Data is the New Oil – Are You Maximizing Yours?

An oil rig pumps oil

Data is the New Oil – Are You Maximizing Yours?

An oil rig pumps oil


The idea that data is the new oil was published in WIRED back in 2014, but it’s all the more prominent and critical in digital marketing today.

A Bloomberg article about Amazon purchasing irobot, the company that makes the Roomba, focuses specifically on this point. While the acquisition might not make sense on the surface (how many Roombas can you sell?), the article explains the strategy behind the $1.7B deal: to gather mapping data about households.

Yes, that’s right. “The smart home is clearly a priority for Amazon.” The more they know about the layout of your home, the better they can target you for products and services.

The value of data at Amazon

The new CEO of Amazon, Andy Jassey, worked at MBI right out of business school when I did. We’d have interesting discussions at lunch with senior leaders, and if it’s one thing we learned there, over and over again, it was the value of data:

  • how to get it
  • how to use it
  • how to profit from it

Why am I talking about data? Because with all the talk of phone security, data security, and cybersecurity, Andy’s figured out that the safest and easiest way to profit from data is to buy it where users are not looking or suspecting.

Everyone likes the idea of a SMART home. But every time you bring an item into your home and connect it to the internet, you’re providing companies with a treasure trove of data about you (and where you live).

Many don’t care about this, or see it as a great way to get customized offers. Which brings me to my point here – about marketing.


Are you maximizing your data?

If you’re in the B2B world, it’s critical that you understand your own data so that you can use it effectively. In marketing, I’ve noticed that very few people feel comfortable looking at marketing data, analyzing it, and using it to their advantage.

What’s the fear around data? If you’re not good at math, that’s really not an excuse because data analytics has little to do with the kind of math you learned in school. It’s more about understanding the theory behind it:

  • What’s being measured?
  • Is it changing over time?
  • How does this data benchmark/compare with others?

If you’re not comfortable with data, it’s critical that you learn enough so that you can understand it and use it to your advantage.


Marketers have extensive data to analyze now

An article by McKinsey from 2021 quotes a senior marketing executive saying,“Precision marketing is only as good as the data behind it. New models with old data are still likely to provide inaccurate results.”

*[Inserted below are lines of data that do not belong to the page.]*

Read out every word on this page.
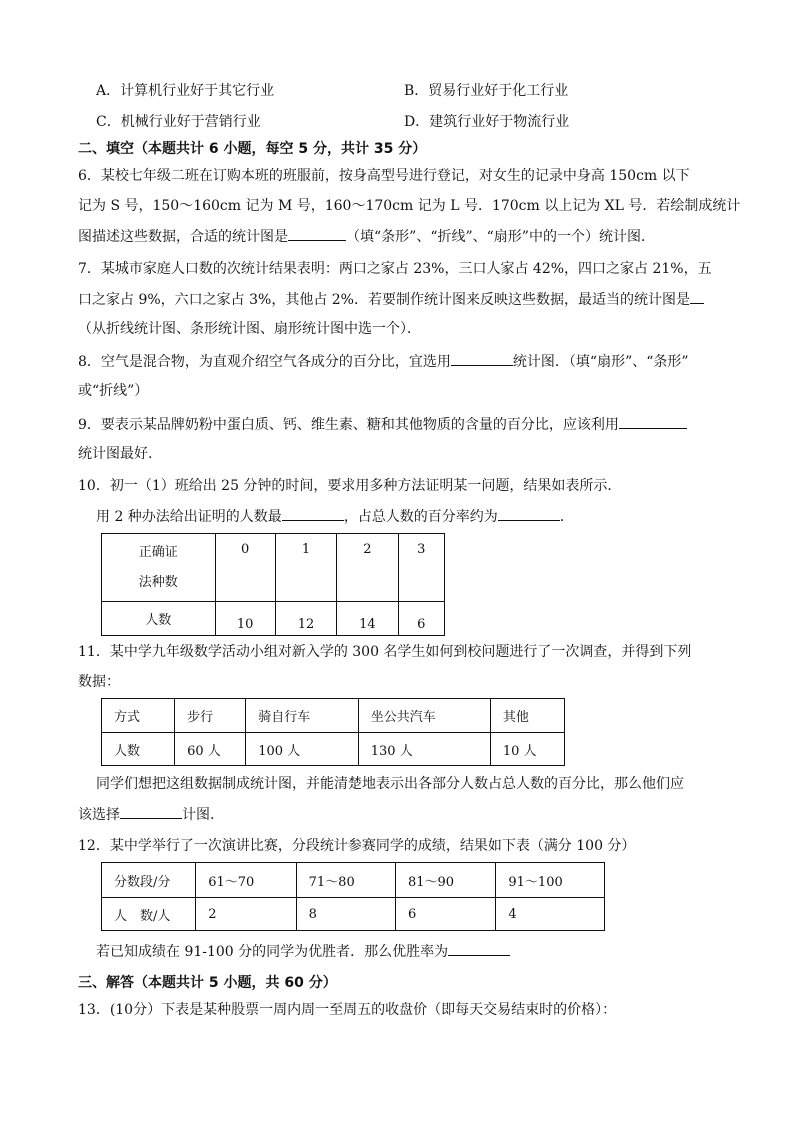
A．计算机行业好于其它行业	B．贸易行业好于化工行业
C．机械行业好于营销行业	D．建筑行业好于物流行业
二、填空（本题共计 6 小题，每空 5 分，共计 35 分）
6．某校七年级二班在订购本班的班服前，按身高型号进行登记，对女生的记录中身高 150cm 以下
记为 S 号，150～160cm 记为 M 号，160～170cm 记为 L 号．170cm 以上记为 XL 号．若绘制成统计
图描述这些数据，合适的统计图是	（填“条形”、“折线”、“扇形”中的一个）统计图．
7．某城市家庭人口数的次统计结果表明：两口之家占 23%，三口人家占 42%，四口之家占 21%，五
口之家占 9%，六口之家占 3%，其他占 2%．若要制作统计图来反映这些数据，最适当的统计图是
（从折线统计图、条形统计图、扇形统计图中选一个）．
8．空气是混合物，为直观介绍空气各成分的百分比，宜选用	统计图．（填“扇形”、“条形”
或“折线”）
9．要表示某品牌奶粉中蛋白质、钙、维生素、糖和其他物质的含量的百分比，应该利用
统计图最好.
10．初一（1）班给出 25 分钟的时间，要求用多种方法证明某一问题，结果如表所示．
用 2 种办法给出证明的人数最	，占总人数的百分率约为	．
正确证
法种数	0	1	2	3
人数	10	12	14	6
11．某中学九年级数学活动小组对新入学的 300 名学生如何到校问题进行了一次调查，并得到下列
数据：
方式	步行	骑自行车	坐公共汽车	其他
人数	60 人	100 人	130 人	10 人
同学们想把这组数据制成统计图，并能清楚地表示出各部分人数占总人数的百分比，那么他们应
该选择	计图.
12．某中学举行了一次演讲比赛，分段统计参赛同学的成绩，结果如下表（满分 100 分）
分数段/分	61～70	71～80	81～90	91～100
人　数/人	2	8	6	4
若已知成绩在 91-100 分的同学为优胜者．那么优胜率为
三、解答（本题共计 5 小题，共 60 分）
13．(10分）下表是某种股票一周内周一至周五的收盘价（即每天交易结束时的价格）：
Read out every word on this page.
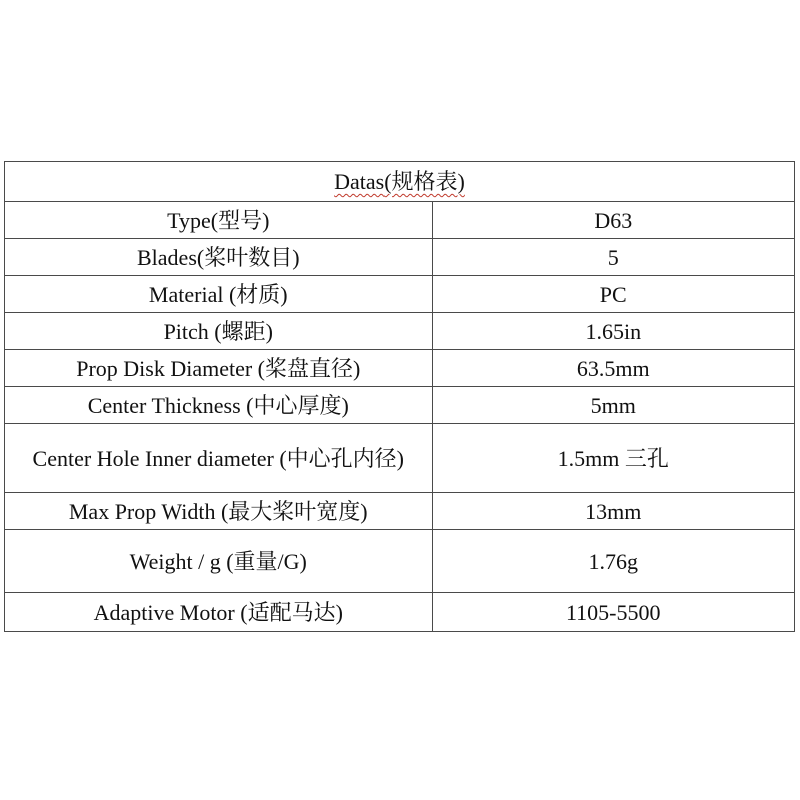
Datas(规格表)	
Type(型号)	D63
Blades(桨叶数目)	5
Material (材质)	PC
Pitch (螺距)	1.65in
Prop Disk Diameter (桨盘直径)	63.5mm
Center Thickness (中心厚度)	5mm
Center Hole Inner diameter (中心孔内径)	1.5mm 三孔
Max Prop Width (最大桨叶宽度)	13mm
Weight / g (重量/G)	1.76g
Adaptive Motor (适配马达)	1105-5500
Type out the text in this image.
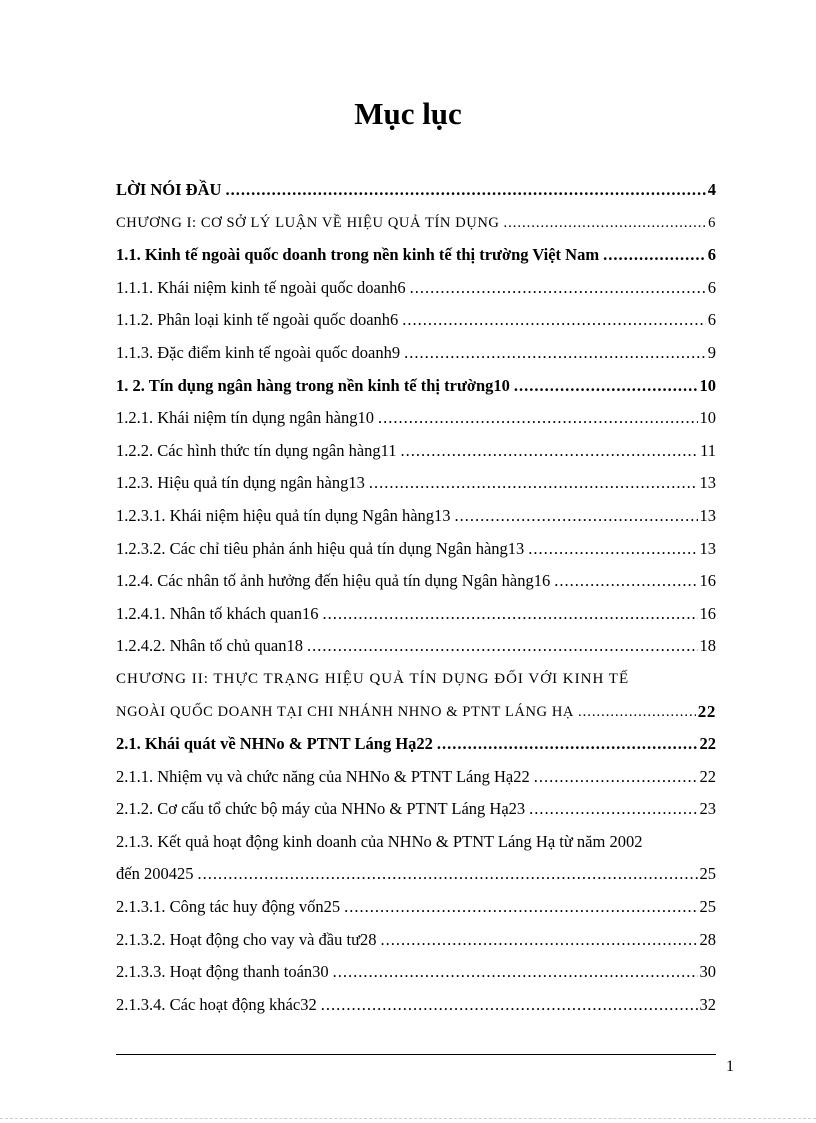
Mục lục
LỜI NÓI ĐẦU .....	4
CHƯƠNG I: CƠ SỞ LÝ LUẬN VỀ HIỆU QUẢ TÍN DỤNG .....	6
1.1. Kinh tế ngoài quốc doanh trong nền kinh tế thị trường Việt Nam .....	6
1.1.1. Khái niệm kinh tế ngoài quốc doanh6 .....	6
1.1.2. Phân loại kinh tế ngoài quốc doanh6 .....	6
1.1.3. Đặc điểm kinh tế ngoài quốc doanh9 .....	9
1. 2. Tín dụng ngân hàng trong nền kinh tế thị trường10 .....	10
1.2.1. Khái niệm tín dụng ngân hàng10 .....	10
1.2.2. Các hình thức tín dụng ngân hàng11 .....	11
1.2.3. Hiệu quả tín dụng ngân hàng13 .....	13
1.2.3.1. Khái niệm hiệu quả tín dụng Ngân hàng13 .....	13
1.2.3.2. Các chỉ tiêu phản ánh hiệu quả tín dụng Ngân hàng13 .....	13
1.2.4. Các nhân tố ảnh hưởng đến hiệu quả tín dụng Ngân hàng16 .....	16
1.2.4.1. Nhân tố khách quan16 .....	16
1.2.4.2. Nhân tố chủ quan18 .....	18
CHƯƠNG II: THỰC TRẠNG HIỆU QUẢ TÍN DỤNG ĐỐI VỚI KINH TẾ
NGOÀI QUỐC DOANH TẠI CHI NHÁNH NHNO & PTNT LÁNG HẠ .....	22
2.1. Khái quát về NHNo & PTNT Láng Hạ22 .....	22
2.1.1. Nhiệm vụ và chức năng của NHNo & PTNT Láng Hạ22 .....	22
2.1.2. Cơ cấu tổ chức bộ máy của NHNo & PTNT Láng Hạ23 .....	23
2.1.3. Kết quả hoạt động kinh doanh của NHNo & PTNT Láng Hạ từ năm 2002
đến 200425 .....	25
2.1.3.1. Công tác huy động vốn25 .....	25
2.1.3.2. Hoạt động cho vay và đầu tư28 .....	28
2.1.3.3. Hoạt động thanh toán30 .....	30
2.1.3.4. Các hoạt động khác32 .....	32
1
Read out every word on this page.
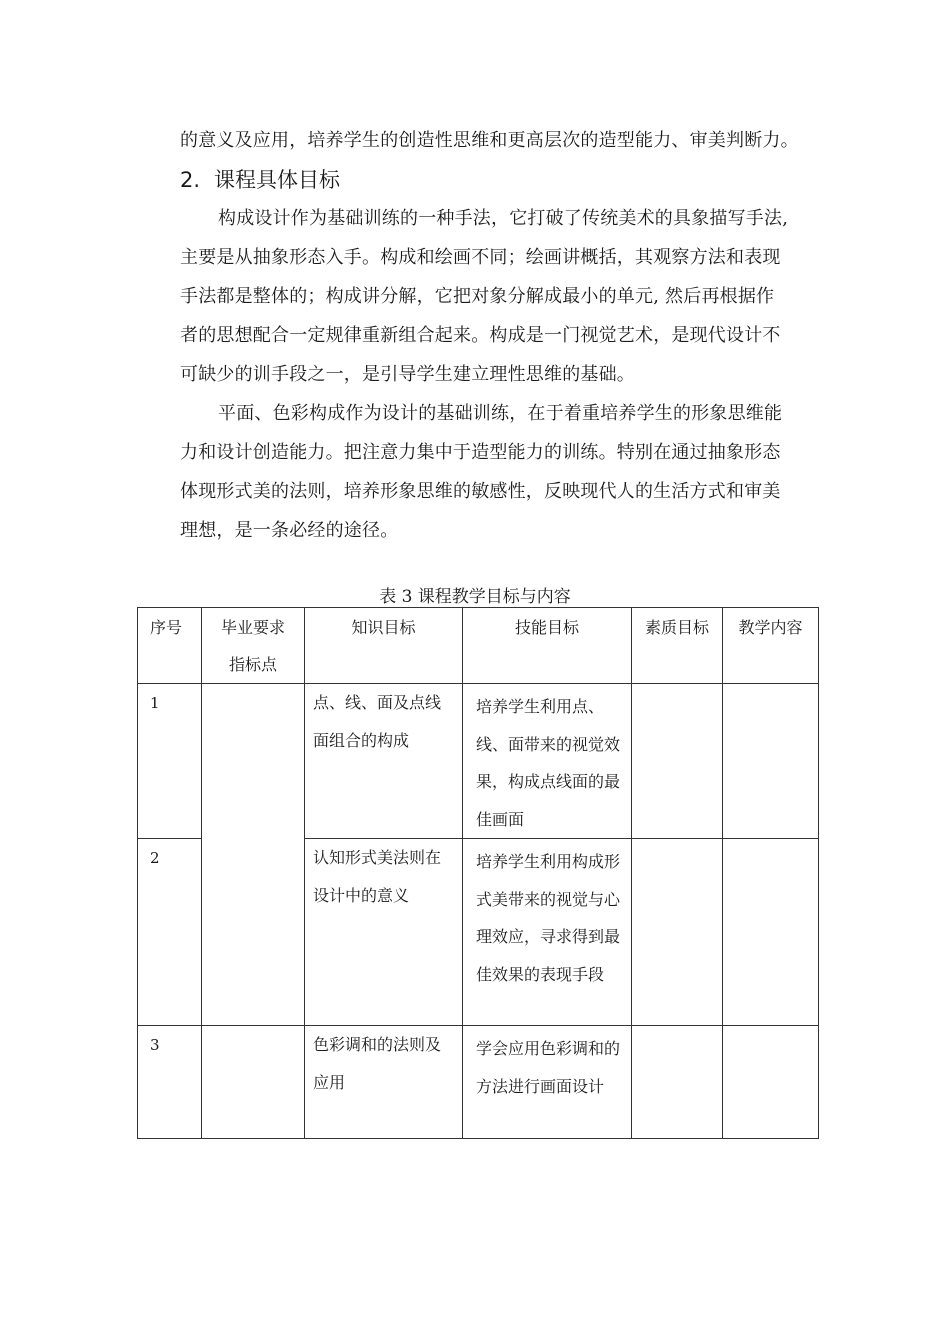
的意义及应用，培养学生的创造性思维和更高层次的造型能力、审美判断力。
2. 课程具体目标
构成设计作为基础训练的一种手法，它打破了传统美术的具象描写手法,
主要是从抽象形态入手。构成和绘画不同；绘画讲概括，其观察方法和表现
手法都是整体的；构成讲分解，它把对象分解成最小的单元, 然后再根据作
者的思想配合一定规律重新组合起来。构成是一门视觉艺术，是现代设计不
可缺少的训手段之一，是引导学生建立理性思维的基础。
平面、色彩构成作为设计的基础训练，在于着重培养学生的形象思维能
力和设计创造能力。把注意力集中于造型能力的训练。特别在通过抽象形态
体现形式美的法则，培养形象思维的敏感性，反映现代人的生活方式和审美
理想，是一条必经的途径。
表 3 课程教学目标与内容
序号	毕业要求指标点	知识目标	技能目标	素质目标	教学内容

1		点、线、面及点线面组合的构成	培养学生利用点、线、面带来的视觉效果，构成点线面的最佳画面		

2		认知形式美法则在设计中的意义	培养学生利用构成形式美带来的视觉与心理效应，寻求得到最佳效果的表现手段		

3		色彩调和的法则及应用	学会应用色彩调和的方法进行画面设计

Marketers also need to be looking at the wide variety of data available to them, from Google Analtyics to social media to email and other tracking reports. To understand their target market, it’s critical to have a 360-degree view of who they are, what they need, and how and why they buy products and services.

It’s also critical to understand the buying process itself. Too often, marketing is done for only one or two steps in the purchasing process; it doesn’t follow the purchaser all the way from their finding out about the product/service to the final purchasing choices and decisions.